Marcos, exausto, adormeceu rapidamente. Elisabeth rolou na cama por muito tempo antes de conseguir pegar no sono. “Marcos tem razão, não podemos arcar com todos os exames e remédios. Anabella deve alguém que possa olhar por ela. Tenho que encontrar essa pessoa, assim poderemos voltar para casa...”
No dia seguinte, a esposa foi ao hospital pela manhã, enquanto o marido iria à agência bancária da cidade fazer um saque, para arcar com as primeiras despesas no hospital.
Elisabeth seguiu sozinha para o hospital. Pediu para falar com o médico, pois ainda não estava no horário de visitas. Sentou-se na recepção e aguardou.
***
Elisabeth não conseguia respirar direito. Acordou e percebeu que tinha as mãos e os pés amarrados. Sua garganta estava seca. Tentou chamar por alguém e não conseguiu. O fiapo de voz que saiu não alertou ninguém no corredor. Estava suando. Tentava se lembrar de como fora parar ali e só se recordava de um homem aplicar-lhe uma injeção e a voz de Marcos ao fundo gritando:
-Foi ela, ela é louca! É tudo culpa dela!...
Agora, acordada, tentava compreender porque Marcos gritara que a culpa era de Anabella. Sua amiga vinha sendo mantida sedada para que não se machucasse e os médicos pudessem avaliar seu problema e prescrever o melhor tratamento... Ela não tinha culpa nenhuma.
Tentou chamar por Marcos novamente e a voz saiu mais fraca ainda
O que estará acontecendo, pensou
Será que eu desmaiei? Será que tiveram que me dar uma notícia ruim sobre Anabella?
Continuou chamando pelo marido com as forças que possuía
Até que a porta se abriu. E não foi Marcos quem entrou. Uma enfermeira entrou, soltou uma de suas mãos, que estavam atadas à cama e checou-lhe a pressão.
Elisabeth começou a falar, queria perguntar por que estava ali, mas ainda estava confusa sob o efeito dos tranqüilizantes.
A enfermeira saiu do quarto, deixando seu braço livre e fez sinal para que outra pessoa entrasse.
Então Elisabeth a viu. Estava com o semblante calmo, mas a face estava pálida e abatida. Anabella entrou.
Elisabeth não saberia dizer que horas do dia eram, pois o quarto era muito claro, apesar de não ter janelas
Anabella se aproximou devagar, pegou a mão livre de Elisabeth e a beijou.

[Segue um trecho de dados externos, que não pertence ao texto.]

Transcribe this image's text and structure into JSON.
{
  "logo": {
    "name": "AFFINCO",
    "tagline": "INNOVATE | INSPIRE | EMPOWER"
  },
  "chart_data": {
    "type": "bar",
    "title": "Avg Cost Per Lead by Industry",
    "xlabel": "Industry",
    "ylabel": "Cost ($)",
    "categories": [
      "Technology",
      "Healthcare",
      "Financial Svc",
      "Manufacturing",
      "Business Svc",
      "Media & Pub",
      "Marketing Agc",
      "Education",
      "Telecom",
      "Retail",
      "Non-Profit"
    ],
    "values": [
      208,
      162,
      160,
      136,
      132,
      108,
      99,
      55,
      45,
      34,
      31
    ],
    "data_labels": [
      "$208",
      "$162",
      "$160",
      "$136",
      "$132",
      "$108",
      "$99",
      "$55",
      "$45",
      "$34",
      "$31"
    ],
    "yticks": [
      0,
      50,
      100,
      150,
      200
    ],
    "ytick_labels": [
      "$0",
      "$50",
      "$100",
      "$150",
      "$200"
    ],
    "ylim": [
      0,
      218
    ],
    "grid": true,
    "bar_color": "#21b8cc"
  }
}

Elisabeth ouviu- a perguntar:
-Como está se sentindo?
Elisabeth achou esquisito que a amiga perguntasse isso, afinal viera de longe para lhe perguntar a mesma coisa.
-Eu e o Marcos viemos do Rio para lhe ver. Não poderemos ficar muito. Vou conseguir alguém para cuidar de você, para que eu possa ir embora tranqüila. Apesar de já ter terminado o horário de visita, consegui entrar um pouquinho para te dar um beijo. Gostaria que te trouxesse alguma coisa amanhã?
Elisabeth não respondeu a essa pergunta nem a meia-dúzia de perguntas seguintes que a amiga fez, antes que a enfermeira entrasse e dissesse que ela teria que ir embora.
Quando Anabella saiu, a enfermeira prendeu novamente o braço de Elisabeth à cama e aplicou-lhe uma nova injeção. A picada não doeu. Elisabeth viu o teto girar e mergulhou na escuridão. Agora, sob o efeito dos remédios, poderia inventar a vida que quisesse viver. Voltaria a escrever suas cartas.